A partir daqui, o percurso alarga-se, saltando da Galiza para o México, em “Guadalupe”, com as participações de Linda Ronstadt e Los Lobos, e Cuba, em “Santiago de Cuba” e “Galleguita/Tutankhamoen”, ambos com a participação de Ry Cooder. A Galiza sacra e tradicional surge em todo o seu esplendor numa “Galician overture”, composição orquestral escrita por Paddy Moloney para a Xoven Oquestra de Galicia, que se estende através da Irlanda, Escócia e Bretanha. Mais do que uma homenagem, um cerimonial iniciático, dos mais sublimes alguma vez oficiados na catedral dos Chieftains.

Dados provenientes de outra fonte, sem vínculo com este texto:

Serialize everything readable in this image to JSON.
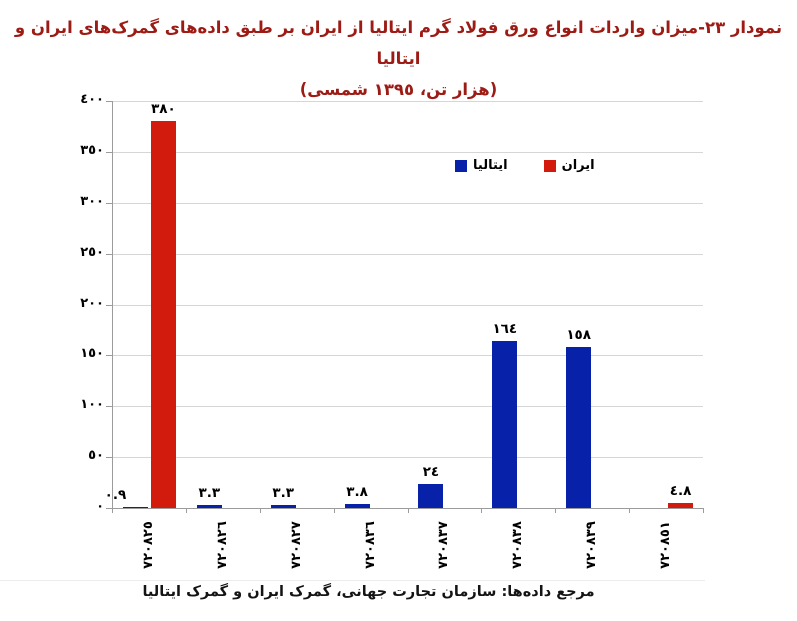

Para os apreciadores da velocidade e de duelos, “Santiago” tem para oferecer o “combate” entre dois gigantes da gaita-de-foles, Paddy Moloney “contra” Carlos Nuñez, em “Dueling chanters”. O vencedor, cabe ao auditor decidir… “Minho waltz” é um tema de inspiração minhota da autoria de Matt Molloy, onde este deixa patente o seu virtuosismo e “Tears of stone” um momento de introspecção, no diálogo entre “tin whistle” de Carlos Nuñez e a harpa de Derek Bell.
O encontro da Irlanda com a Galiza fica selado a fogo no derradeiro “Dublin in Vigo”, uma sessão ora delirante, ora comovente (aquela comoção que só o álcool torna plausível…) em forma de “medley” galaico-irlandês, gravada ao vivo num “pub” de Dublin à cunha, após um concerto em Vigo, com a participação de toda a gente, incluindo cantores e bailarinos galegos. Como costuma acontecer nestas ocasiões, os nossos vizinhos tomaram, por assim dizer, conta da ocasião. Pura excitação. Música no seu estado mais puro.
E assim, em Compostela ou em casa, no templo ou no “pub”, os Chieftains conquistaram o sete-estrelo a Eternidade.